SAFER-STUDENT for Safe Deep Semi-Supervised Learning With Unseen-Class Unlabeled Data

Rundong He, Zhongyi Han, Xiankai Lu, Yilong Yin

Published: 01 Jan 2024, Last Modified: 03 Apr 2025IEEE Trans. Knowl. Data Eng. 2024EveryoneRevisionsBibTeXCC BY-SA 4.0

Abstract: Deep semi-supervised learning (SSL) methods aim to utilize abundant unlabeled data to improve the seen-class classification. However, in the open-world scenario, collected unlabeled data tend to contain unseen-class data, which would degrade the generalization to seen-class classification.
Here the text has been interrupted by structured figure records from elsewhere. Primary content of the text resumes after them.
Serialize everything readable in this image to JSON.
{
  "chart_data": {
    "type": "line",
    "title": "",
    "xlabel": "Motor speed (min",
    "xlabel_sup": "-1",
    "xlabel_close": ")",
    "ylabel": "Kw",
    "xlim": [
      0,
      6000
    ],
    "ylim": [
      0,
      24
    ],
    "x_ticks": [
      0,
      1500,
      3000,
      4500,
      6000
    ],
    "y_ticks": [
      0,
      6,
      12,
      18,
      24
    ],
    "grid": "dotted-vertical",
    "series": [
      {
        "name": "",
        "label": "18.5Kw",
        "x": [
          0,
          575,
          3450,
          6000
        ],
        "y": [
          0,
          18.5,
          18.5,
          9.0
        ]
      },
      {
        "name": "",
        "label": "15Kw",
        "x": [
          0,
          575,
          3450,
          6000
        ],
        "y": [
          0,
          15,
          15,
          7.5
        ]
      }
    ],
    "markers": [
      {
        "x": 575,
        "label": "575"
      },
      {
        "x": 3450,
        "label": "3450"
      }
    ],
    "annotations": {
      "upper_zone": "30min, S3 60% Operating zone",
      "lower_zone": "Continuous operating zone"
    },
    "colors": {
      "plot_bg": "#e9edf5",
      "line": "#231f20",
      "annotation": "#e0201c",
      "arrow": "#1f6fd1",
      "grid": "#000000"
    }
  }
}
Formally, we define the problem as safe deep semi-supervised learning with unseen-class unlabeled data. One intuitive solution is removing these unseen-class instances after detecting them during the SSL process. Nevertheless, the performance of unseen-class identification is limited by the lack of suitable score function, the uncalibrated model, and the small number of labeled data. To this end, we propose a safe SSL method called SAFER-STUDENT from the teacher-student view. First, to enhance the ability of teacher model to identify seen and unseen classes, we propose a general scoring framework called Discrepancy with Raw (DR). Second, based on unseen-class data mined by teacher model from unlabeled data, we calibrate student model by newly proposed Unseen-class Energy-bounded Calibration (UEC) loss. Third, based on seen-class data mined by teacher model from unlabeled data, we propose Weighted Confirmation Bias Elimination (WCBE) loss to boost seen-class classification of student model. Extensive studies show that SAFER-STUDENT remarkably outperforms the state-of-the-art, verifying the effectiveness of our method in the under-explored problem.